Veröffentlicht am 30.01.2018

Die spanische Wirtschaft ist Ende 2017 trotz der Katalonien-Krise kräftig gewachsen, allerdings etwas langsamer als zuvor. Das Bruttoinlandsprodukt stieg von Oktober bis Dezember um 0,7 Prozent, wie aus den am Dienstag veröffentlichten Daten des Statistikamtes in Madrid hervorgeht.

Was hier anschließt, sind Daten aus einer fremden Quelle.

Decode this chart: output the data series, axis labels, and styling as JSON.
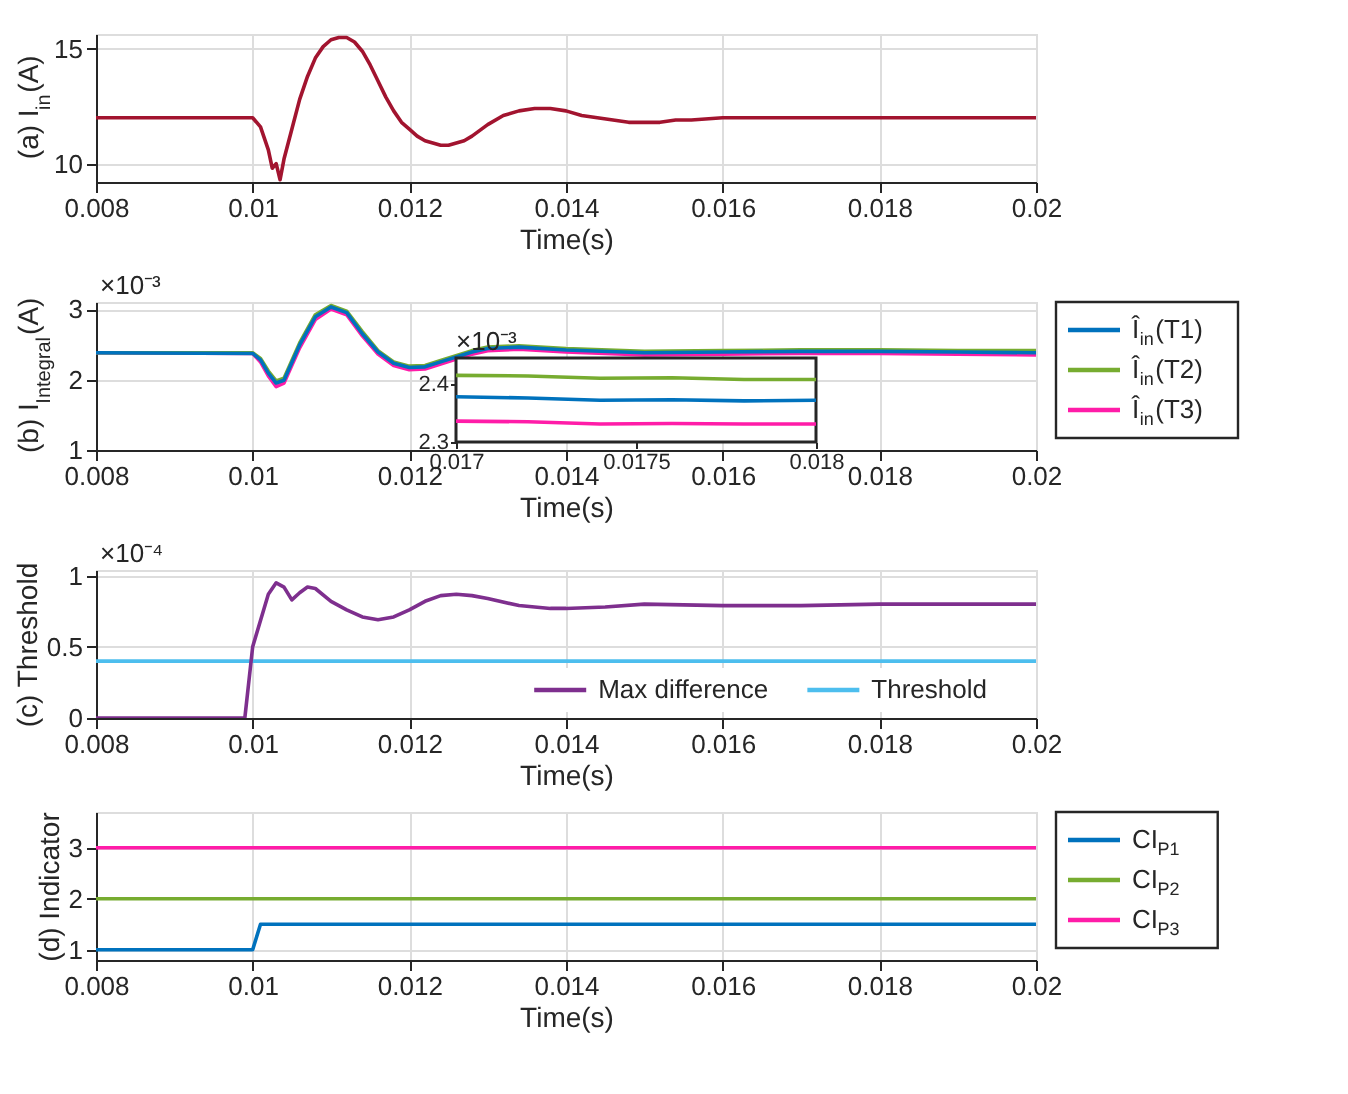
{
  "chart_data": [
    {
      "type": "line",
      "ylabel": "(a) I$_{in}$(A)",
      "xlabel": "Time(s)",
      "xlim": [
        0.008,
        0.02
      ],
      "xticks": [
        0.008,
        0.01,
        0.012,
        0.014,
        0.016,
        0.018,
        0.02
      ],
      "ylim": [
        9.2,
        15.65
      ],
      "yticks": [
        10,
        15
      ],
      "grid": true,
      "legend": false,
      "x": [
        0.008,
        0.01,
        0.0101,
        0.0102,
        0.01025,
        0.0103,
        0.01035,
        0.0104,
        0.0105,
        0.0106,
        0.0107,
        0.0108,
        0.0109,
        0.011,
        0.0111,
        0.0112,
        0.0113,
        0.0114,
        0.0115,
        0.0116,
        0.0117,
        0.0118,
        0.0119,
        0.012,
        0.0121,
        0.0122,
        0.0123,
        0.0124,
        0.0125,
        0.0126,
        0.0127,
        0.0128,
        0.013,
        0.0132,
        0.0134,
        0.0136,
        0.0138,
        0.014,
        0.0142,
        0.0144,
        0.0146,
        0.0148,
        0.015,
        0.0152,
        0.0154,
        0.0156,
        0.016,
        0.017,
        0.018,
        0.019,
        0.02
      ],
      "series": [
        {
          "color": "#a2142f",
          "values": [
            12,
            12,
            11.6,
            10.6,
            9.8,
            10.0,
            9.3,
            10.2,
            11.5,
            12.8,
            13.8,
            14.6,
            15.1,
            15.4,
            15.5,
            15.5,
            15.3,
            14.9,
            14.3,
            13.6,
            12.9,
            12.3,
            11.8,
            11.5,
            11.2,
            11.0,
            10.9,
            10.8,
            10.8,
            10.9,
            11.0,
            11.2,
            11.7,
            12.1,
            12.3,
            12.4,
            12.4,
            12.3,
            12.1,
            12.0,
            11.9,
            11.8,
            11.8,
            11.8,
            11.9,
            11.9,
            12.0,
            12.0,
            12.0,
            12.0,
            12.0
          ]
        }
      ]
    },
    {
      "type": "line",
      "ylabel": "(b) I$_{Integral}$(A)",
      "xlabel": "Time(s)",
      "annotations": [
        "×10⁻³"
      ],
      "xlim": [
        0.008,
        0.02
      ],
      "xticks": [
        0.008,
        0.01,
        0.012,
        0.014,
        0.016,
        0.018,
        0.02
      ],
      "ylim": [
        1,
        3.1
      ],
      "yticks": [
        1,
        2,
        3
      ],
      "grid": true,
      "legend": "right",
      "x": [
        0.008,
        0.01,
        0.0101,
        0.0102,
        0.0103,
        0.0104,
        0.0106,
        0.0108,
        0.011,
        0.0112,
        0.0114,
        0.0116,
        0.0118,
        0.012,
        0.0122,
        0.0124,
        0.0128,
        0.013,
        0.0134,
        0.014,
        0.015,
        0.016,
        0.017,
        0.018,
        0.019,
        0.02
      ],
      "series": [
        {
          "name": "Î$_{in}$(T1)",
          "color": "#0072bd",
          "values": [
            2.38,
            2.37,
            2.28,
            2.09,
            1.95,
            1.99,
            2.49,
            2.89,
            3.03,
            2.95,
            2.65,
            2.39,
            2.23,
            2.17,
            2.18,
            2.25,
            2.39,
            2.44,
            2.46,
            2.42,
            2.38,
            2.39,
            2.4,
            2.4,
            2.39,
            2.38
          ]
        },
        {
          "name": "Î$_{in}$(T2)",
          "color": "#77ac30",
          "values": [
            2.38,
            2.38,
            2.3,
            2.12,
            1.98,
            2.02,
            2.52,
            2.92,
            3.05,
            2.97,
            2.68,
            2.41,
            2.25,
            2.19,
            2.2,
            2.27,
            2.41,
            2.46,
            2.48,
            2.44,
            2.4,
            2.41,
            2.42,
            2.42,
            2.41,
            2.41
          ]
        },
        {
          "name": "Î$_{in}$(T3)",
          "color": "#ff1ca8",
          "values": [
            2.38,
            2.37,
            2.25,
            2.05,
            1.9,
            1.95,
            2.45,
            2.85,
            3.0,
            2.92,
            2.62,
            2.36,
            2.2,
            2.14,
            2.15,
            2.22,
            2.36,
            2.41,
            2.43,
            2.39,
            2.35,
            2.36,
            2.37,
            2.37,
            2.36,
            2.35
          ]
        }
      ]
    },
    {
      "type": "line",
      "annotations": [
        "×10⁻³"
      ],
      "xlim": [
        0.017,
        0.018
      ],
      "xticks": [
        0.017,
        0.0175,
        0.018
      ],
      "ylim": [
        2.3,
        2.445
      ],
      "yticks": [
        2.3,
        2.4
      ],
      "x": [
        0.017,
        0.0172,
        0.0174,
        0.0176,
        0.0178,
        0.018
      ],
      "series": [
        {
          "color": "#0072bd",
          "values": [
            2.378,
            2.376,
            2.372,
            2.373,
            2.371,
            2.372
          ]
        },
        {
          "color": "#77ac30",
          "values": [
            2.415,
            2.414,
            2.41,
            2.411,
            2.408,
            2.408
          ]
        },
        {
          "color": "#ff1ca8",
          "values": [
            2.336,
            2.335,
            2.331,
            2.332,
            2.331,
            2.331
          ]
        }
      ]
    },
    {
      "type": "line",
      "ylabel": "(c) Threshold",
      "xlabel": "Time(s)",
      "annotations": [
        "×10⁻⁴"
      ],
      "xlim": [
        0.008,
        0.02
      ],
      "xticks": [
        0.008,
        0.01,
        0.012,
        0.014,
        0.016,
        0.018,
        0.02
      ],
      "ylim": [
        0,
        1.04
      ],
      "yticks": [
        0,
        0.5,
        1
      ],
      "grid": true,
      "legend": "bottom right",
      "x": [
        0.008,
        0.0099,
        0.01,
        0.0102,
        0.0103,
        0.0104,
        0.0105,
        0.0106,
        0.0107,
        0.0108,
        0.011,
        0.0112,
        0.0114,
        0.0116,
        0.0118,
        0.012,
        0.0122,
        0.0124,
        0.0126,
        0.0128,
        0.013,
        0.0134,
        0.0138,
        0.014,
        0.0145,
        0.015,
        0.016,
        0.017,
        0.018,
        0.02
      ],
      "series": [
        {
          "name": "Max difference",
          "color": "#7e2f8e",
          "values": [
            0,
            0,
            0.5,
            0.87,
            0.95,
            0.92,
            0.83,
            0.88,
            0.92,
            0.91,
            0.82,
            0.76,
            0.71,
            0.69,
            0.71,
            0.76,
            0.82,
            0.86,
            0.87,
            0.86,
            0.84,
            0.79,
            0.77,
            0.77,
            0.78,
            0.8,
            0.79,
            0.79,
            0.8,
            0.8
          ]
        },
        {
          "name": "Threshold",
          "color": "#4dbeee",
          "x": [
            0.008,
            0.02
          ],
          "values": [
            0.4,
            0.4
          ]
        }
      ]
    },
    {
      "type": "line",
      "ylabel": "(d) Indicator",
      "xlabel": "Time(s)",
      "xlim": [
        0.008,
        0.02
      ],
      "xticks": [
        0.008,
        0.01,
        0.012,
        0.014,
        0.016,
        0.018,
        0.02
      ],
      "ylim": [
        0.8,
        3.7
      ],
      "yticks": [
        1,
        2,
        3
      ],
      "grid": true,
      "legend": "right",
      "x": [
        0.008,
        0.01,
        0.0101,
        0.02
      ],
      "series": [
        {
          "name": "CI$_{P1}$",
          "color": "#0072bd",
          "values": [
            1,
            1,
            1.5,
            1.5
          ]
        },
        {
          "name": "CI$_{P2}$",
          "color": "#77ac30",
          "values": [
            2,
            2,
            2,
            2
          ]
        },
        {
          "name": "CI$_{P3}$",
          "color": "#ff1ca8",
          "values": [
            3,
            3,
            3,
            3
          ]
        }
      ]
    }
  ]
}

Von Reuters befragte Ökonomen hatten mit diesem Ergebnis gerechnet, nachdem es im Vorquartal noch zu 0,8 Prozent gereicht hatte.

Damit bleibt Spanien eines der am schnellsten wachsenden Euro-Länder: Im Jahr 2017 stieg das Bruttoinlandsprodukt in der viertgrössten Volkswirtschaft der Euro-Zone um 3,1 Prozent nach 3,3 Prozent im Jahr 2016. Deutschland kam auf 2,2 Prozent, Frankreich auf 1,9 Prozent.

Verunsicherte Investoren

Der Konflikt um die Unabhängigkeitsbestrebungen der Region Katalonien hat in den vergangenen Monaten Investoren, Konsumenten und Touristen verunsichert. Nach der Verkündung der Unabhängigkeit Kataloniens durch das Regionalparlament hatte die Zentralregierung die dortige Regierung abgesetzt. Bei den Neuwahlen im Dezember gewannen erneut die Separatisten.